Figure 5.18 The grasps performed after ILGM learned the association between the wrist rotations and the object affordance (orientation)

5.10 Summary and conclusion

This chapter presented the Infant Learning to Grasp Model (ILGM) and presented simulations yielding nontrivial predictions. We first showed that even having a very limited set of behaviors and visual input, explorative learning could yield grasping behavior and reduce the variability of grasping actions. Then we studied the palm orienting behavior and test whether it could be acquired through interactive learning. The results of this study showed that object affordance was not a prerequisite for learning the set of correct wrist orientations. ILGM learned a ‘grasp menu’ including precision grips, which could be retrieved based on the approach direction.

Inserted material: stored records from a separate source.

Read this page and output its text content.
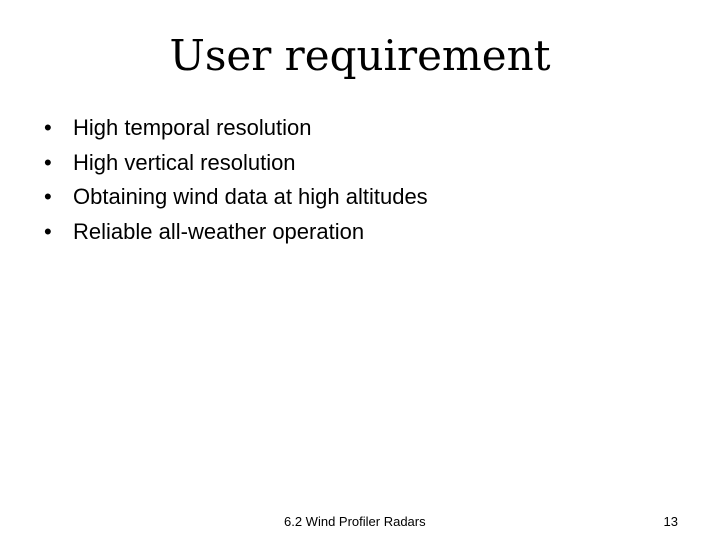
User requirement
• High temporal resolution
• High vertical resolution
• Obtaining wind data at high altitudes
• Reliable all-weather operation
6.2 Wind Profiler Radars	13
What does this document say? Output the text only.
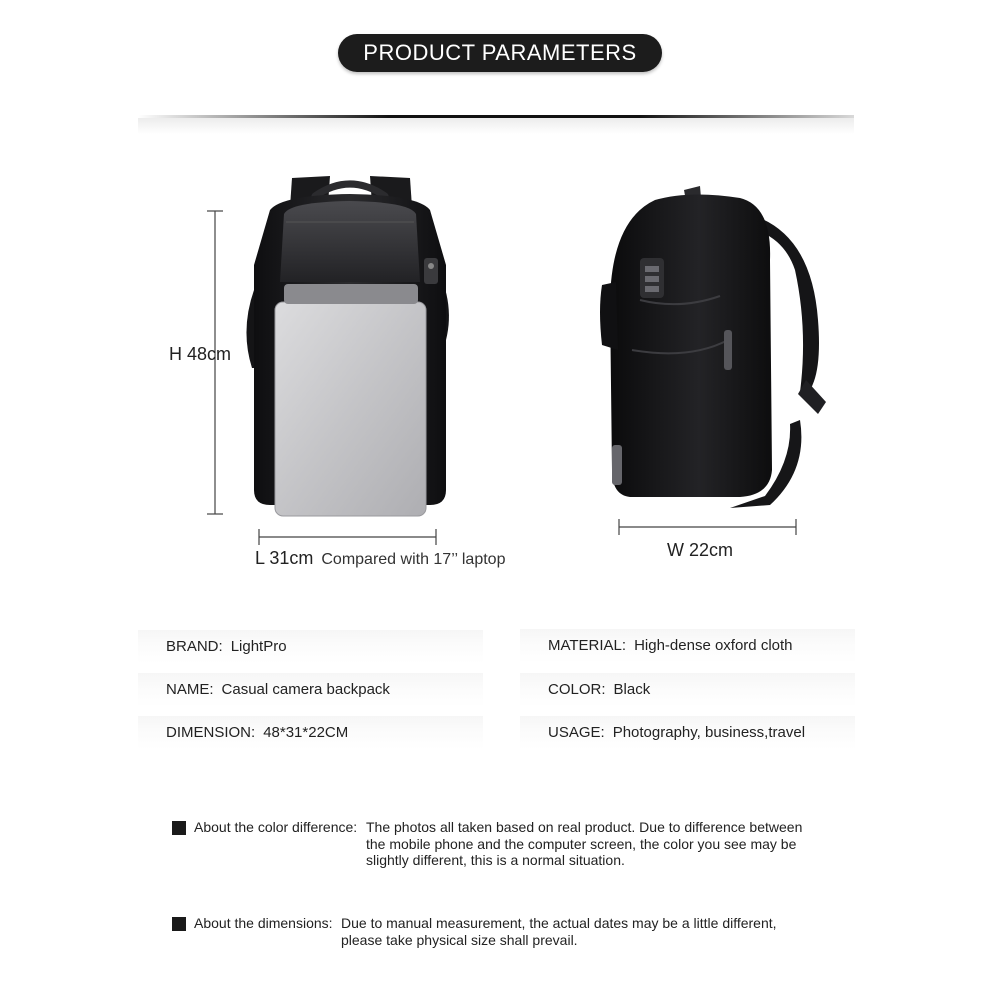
PRODUCT PARAMETERS
H 48cm
L 31cm Compared with 17’’ laptop	W 22cm
BRAND: LightPro
NAME: Casual camera backpack
DIMENSION: 48*31*22CM
MATERIAL: High-dense oxford cloth
COLOR: Black
USAGE: Photography, business,travel
About the color difference: The photos all taken based on real product. Due to difference between
the mobile phone and the computer screen, the color you see may be
slightly different, this is a normal situation.
About the dimensions: Due to manual measurement, the actual dates may be a little different,
please take physical size shall prevail.
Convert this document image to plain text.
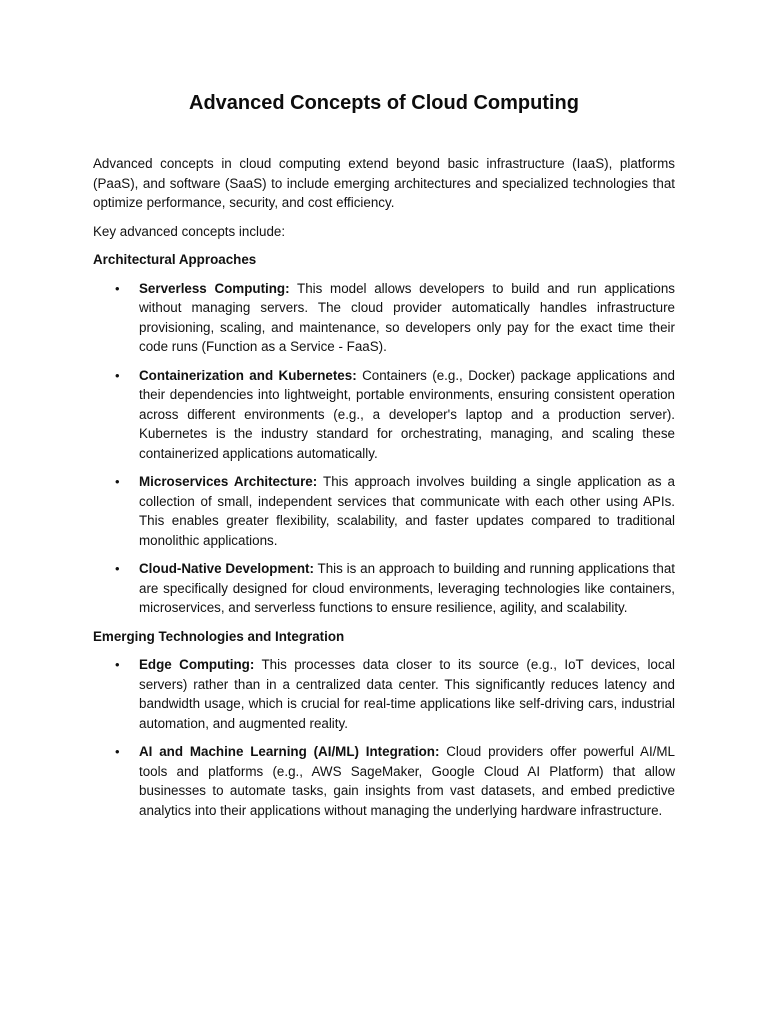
Advanced Concepts of Cloud Computing

Advanced concepts in cloud computing extend beyond basic infrastructure (IaaS), platforms (PaaS), and software (SaaS) to include emerging architectures and specialized technologies that optimize performance, security, and cost efficiency.

Key advanced concepts include:

Architectural Approaches
• Serverless Computing: This model allows developers to build and run applications without managing servers. The cloud provider automatically handles infrastructure provisioning, scaling, and maintenance, so developers only pay for the exact time their code runs (Function as a Service - FaaS).
• Containerization and Kubernetes: Containers (e.g., Docker) package applications and their dependencies into lightweight, portable environments, ensuring consistent operation across different environments (e.g., a developer's laptop and a production server). Kubernetes is the industry standard for orchestrating, managing, and scaling these containerized applications automatically.
• Microservices Architecture: This approach involves building a single application as a collection of small, independent services that communicate with each other using APIs. This enables greater flexibility, scalability, and faster updates compared to traditional monolithic applications.
• Cloud-Native Development: This is an approach to building and running applications that are specifically designed for cloud environments, leveraging technologies like containers, microservices, and serverless functions to ensure resilience, agility, and scalability.
Emerging Technologies and Integration
• Edge Computing: This processes data closer to its source (e.g., IoT devices, local servers) rather than in a centralized data center. This significantly reduces latency and bandwidth usage, which is crucial for real-time applications like self-driving cars, industrial automation, and augmented reality.
• AI and Machine Learning (AI/ML) Integration: Cloud providers offer powerful AI/ML tools and platforms (e.g., AWS SageMaker, Google Cloud AI Platform) that allow businesses to automate tasks, gain insights from vast datasets, and embed predictive analytics into their applications without managing the underlying hardware infrastructure.
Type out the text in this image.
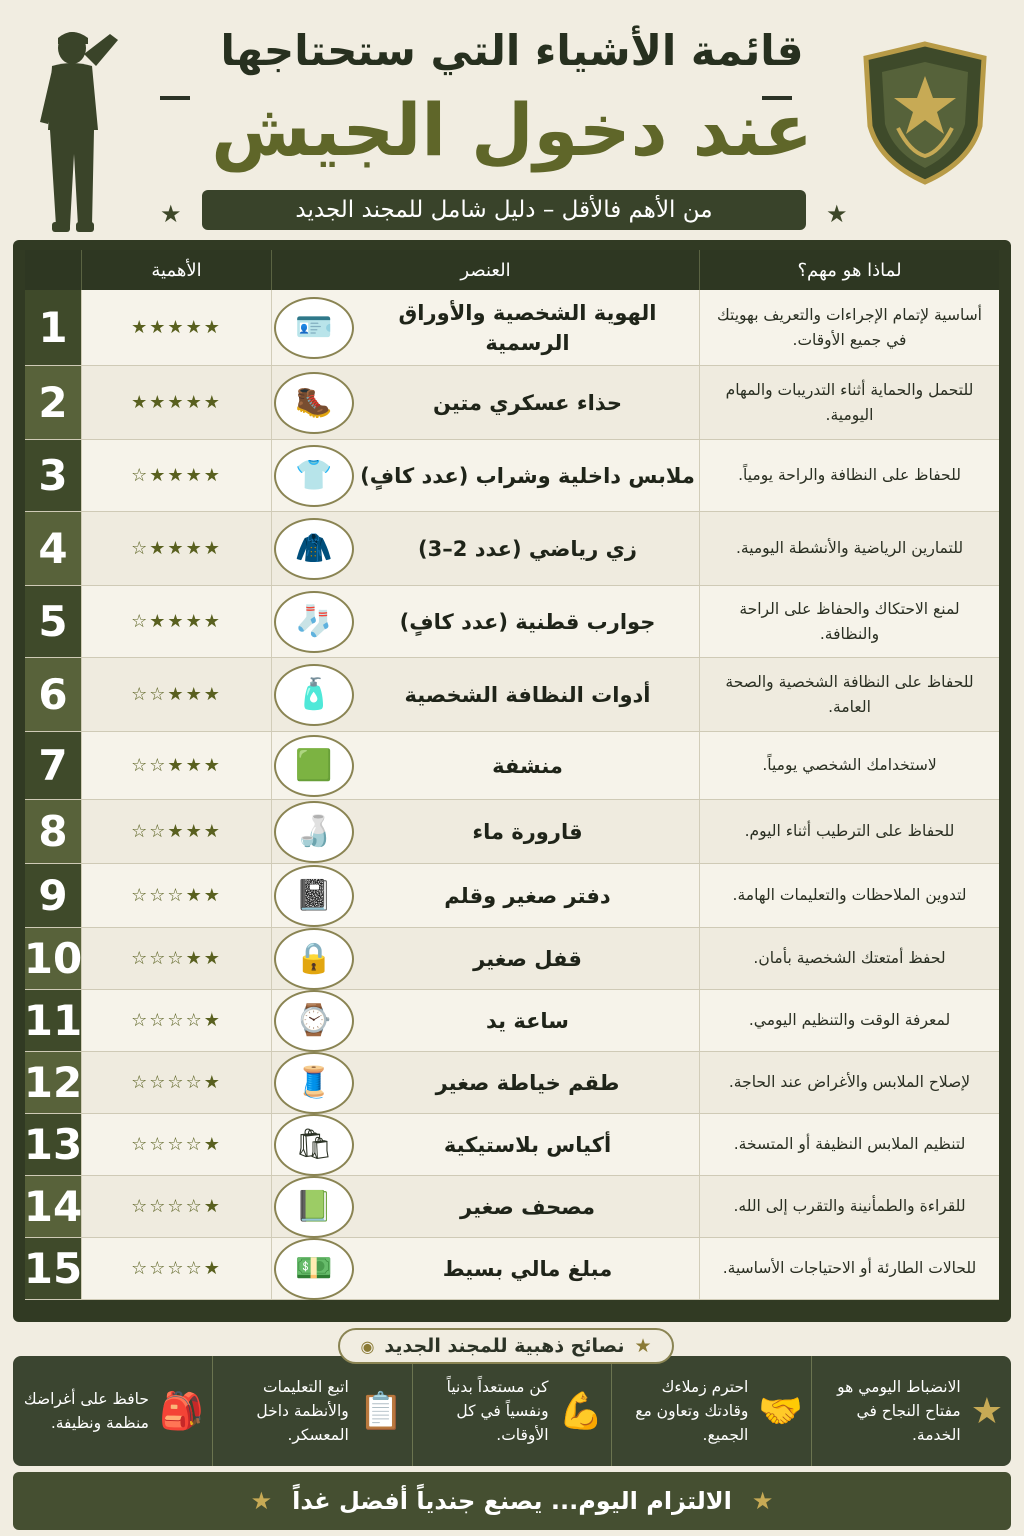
قائمة الأشياء التي ستحتاجها
عند دخول الجيش
★	من الأهم فالأقل – دليل شامل للمجند الجديد	★
لماذا هو مهم؟
العنصر
الأهمية
أساسية لإتمام الإجراءات والتعريف بهويتك في جميع الأوقات.
الهوية الشخصية والأوراق الرسمية
🪪
★★★★★
1
للتحمل والحماية أثناء التدريبات والمهام اليومية.
حذاء عسكري متين
🥾
★★★★★
2
للحفاظ على النظافة والراحة يومياً.
ملابس داخلية وشراب (عدد كافٍ)
👕
★★★★☆
3
للتمارين الرياضية والأنشطة اليومية.
زي رياضي (عدد 2–3)
🧥
★★★★☆
4
لمنع الاحتكاك والحفاظ على الراحة والنظافة.
جوارب قطنية (عدد كافٍ)
🧦
★★★★☆
5
للحفاظ على النظافة الشخصية والصحة العامة.
أدوات النظافة الشخصية
🧴
★★★☆☆
6
لاستخدامك الشخصي يومياً.
منشفة
🟩
★★★☆☆
7
للحفاظ على الترطيب أثناء اليوم.
قارورة ماء
🍶
★★★☆☆
8
لتدوين الملاحظات والتعليمات الهامة.
دفتر صغير وقلم
📓
★★☆☆☆
9
لحفظ أمتعتك الشخصية بأمان.
قفل صغير
🔒
★★☆☆☆
10
لمعرفة الوقت والتنظيم اليومي.
ساعة يد
⌚
★☆☆☆☆
11
لإصلاح الملابس والأغراض عند الحاجة.
طقم خياطة صغير
🧵
★☆☆☆☆
12
لتنظيم الملابس النظيفة أو المتسخة.
أكياس بلاستيكية
🛍
★☆☆☆☆
13
للقراءة والطمأنينة والتقرب إلى الله.
مصحف صغير
📗
★☆☆☆☆
14
للحالات الطارئة أو الاحتياجات الأساسية.
مبلغ مالي بسيط
💵
★☆☆☆☆
15
★
الانضباط اليومي هو مفتاح النجاح في الخدمة.
🤝
احترم زملاءك وقادتك وتعاون مع الجميع.
💪
كن مستعداً بدنياً ونفسياً في كل الأوقات.
📋
اتبع التعليمات والأنظمة داخل المعسكر.
🎒
حافظ على أغراضك منظمة ونظيفة.
★
نصائح ذهبية للمجند الجديد
◉
★
الالتزام اليوم... يصنع جندياً أفضل غداً
★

In our simulations, the side grasp was not discovered. Although infants do not exhibit side grasps (opposition of thumb to side of index finger), we would like to point out the possible reason. The neural architecture we introduced in Chapter 4 is capable of learning any reward yielding grasp plan. However, the physics modeling of the arm and the objects is not realistic. We did not model contact forces. Therefore, thumb opposing the side of the finger cannot be counteracted by the side of the finger. Except for the palm, the forces can only be exerted in the directions determined by joint angles of each finger.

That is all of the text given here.